5. Jaleel Scott, Baltimore. The Ravens' fourth-round pick a year ago spent the season on IR after an August hamstring injury. It made sense, with Baltimore overloaded with veteran wide receivers who contribute right away. But will all three of Crabtree, John Brown and Willie Snead be back in 2019? Will any of the three be back? There could be opportunity for the 6-foot-5, 210-pounder to emerge in the passing game.

6. Vyncint Smith, Houston. There's a lot to be said for latching onto a prime target of a talented young quarterback. Houston's top 3 is obviously DeAndre Hopkins, Will Fuller and Keke Coutee, but Fuller and Coutee both need to prove they can stay healthy -- it hasn't happened yet. Smith caught 4 passes for 63 yards and a touchdown the last two weeks of the season. He misjudged a possible long completion in the playoffs; he's about as wild as dart throws get. But it's a pretty suspect depth chart for Houston, even if we assume Fuller is healthy as the No. 2.

7. Jason Croom, Buffalo. I coasted for a long time with Jason Witten in this league, then cycled through a dozen different fliers last year trying to replace him.
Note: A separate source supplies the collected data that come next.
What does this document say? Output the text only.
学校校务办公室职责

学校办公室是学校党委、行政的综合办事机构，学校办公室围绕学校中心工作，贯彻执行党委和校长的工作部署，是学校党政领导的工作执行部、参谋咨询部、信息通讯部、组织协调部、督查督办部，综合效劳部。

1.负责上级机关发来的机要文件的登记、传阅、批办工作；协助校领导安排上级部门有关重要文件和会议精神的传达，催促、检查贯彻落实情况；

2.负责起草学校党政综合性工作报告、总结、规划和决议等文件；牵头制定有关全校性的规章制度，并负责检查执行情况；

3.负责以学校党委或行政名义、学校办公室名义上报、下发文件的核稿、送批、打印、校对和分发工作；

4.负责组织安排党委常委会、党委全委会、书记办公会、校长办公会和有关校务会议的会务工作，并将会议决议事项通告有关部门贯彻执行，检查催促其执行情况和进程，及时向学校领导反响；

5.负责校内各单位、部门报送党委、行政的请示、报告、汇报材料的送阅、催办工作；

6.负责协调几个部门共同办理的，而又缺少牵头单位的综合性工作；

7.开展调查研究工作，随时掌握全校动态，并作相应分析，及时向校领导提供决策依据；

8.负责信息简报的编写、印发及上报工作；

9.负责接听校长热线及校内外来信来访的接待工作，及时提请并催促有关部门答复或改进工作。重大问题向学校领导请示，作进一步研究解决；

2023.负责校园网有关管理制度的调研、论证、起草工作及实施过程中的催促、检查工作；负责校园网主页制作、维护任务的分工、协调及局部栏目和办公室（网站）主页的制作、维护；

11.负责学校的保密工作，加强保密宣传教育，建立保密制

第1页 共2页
I've got Ian Thomas, but he might be blocked by Greg Olsen for another year. Croom came on a little for the Bills down the stretch, catching 6 passes for 87 yards the last two weeks of the season -- solid weekly production in what was a lousy year for the position. Buffalo will have a new starter at the position next year, and it could conceivably be Croom, at least as the main receiving threat.

8. Rico Gathers, Dallas. Gathers is well-known in TE-friendly dynasty circles, a talented athlete who flashed some in the preseason then gets routinely buried behind other players when the games count. Maybe he just can't put it together, or maybe (as some believed) he didn't get enough of a shot. Dallas has a new offensive coordinator, and while there's no guarantees, maybe Kellen Moore will be more of a fan than the previous guy. Presumably Dallas kept him around the roster all of last season for something, right?

9. Geoff Swaim, Dallas. Doubling down on possibilities at tight end in Dallas. Swaim, primarily a blocker, is actually headed for free agency, so no guarantees he'll be back. But as the main tight end for a portion of last season, he had three double-digit fantasy games in a row at one point, catching 11 balls for 141 yards and a touchdown. Swaim might be starting somewhere next year, even if not in Dallas, and that gets him on the radar in TE-friendly scoring systems.

10. Stephen Anderson, New England. Anderson, some will recall, flashed some skills as a pass catcher with Houston a couple of year ago. At 6-foot-3, 230 pounds, he won't be doing a lot of blocking. But Rob Gronkowski might retire, and it's probably time to fish or cut bait with Jacob Hollister, who seems to get hurt whenever the slightest opportunity comes up for him to be a factor in the passing game. New England stashed Anderson on its inactive list for much of last season. A deep sleeper, but hey; you never know.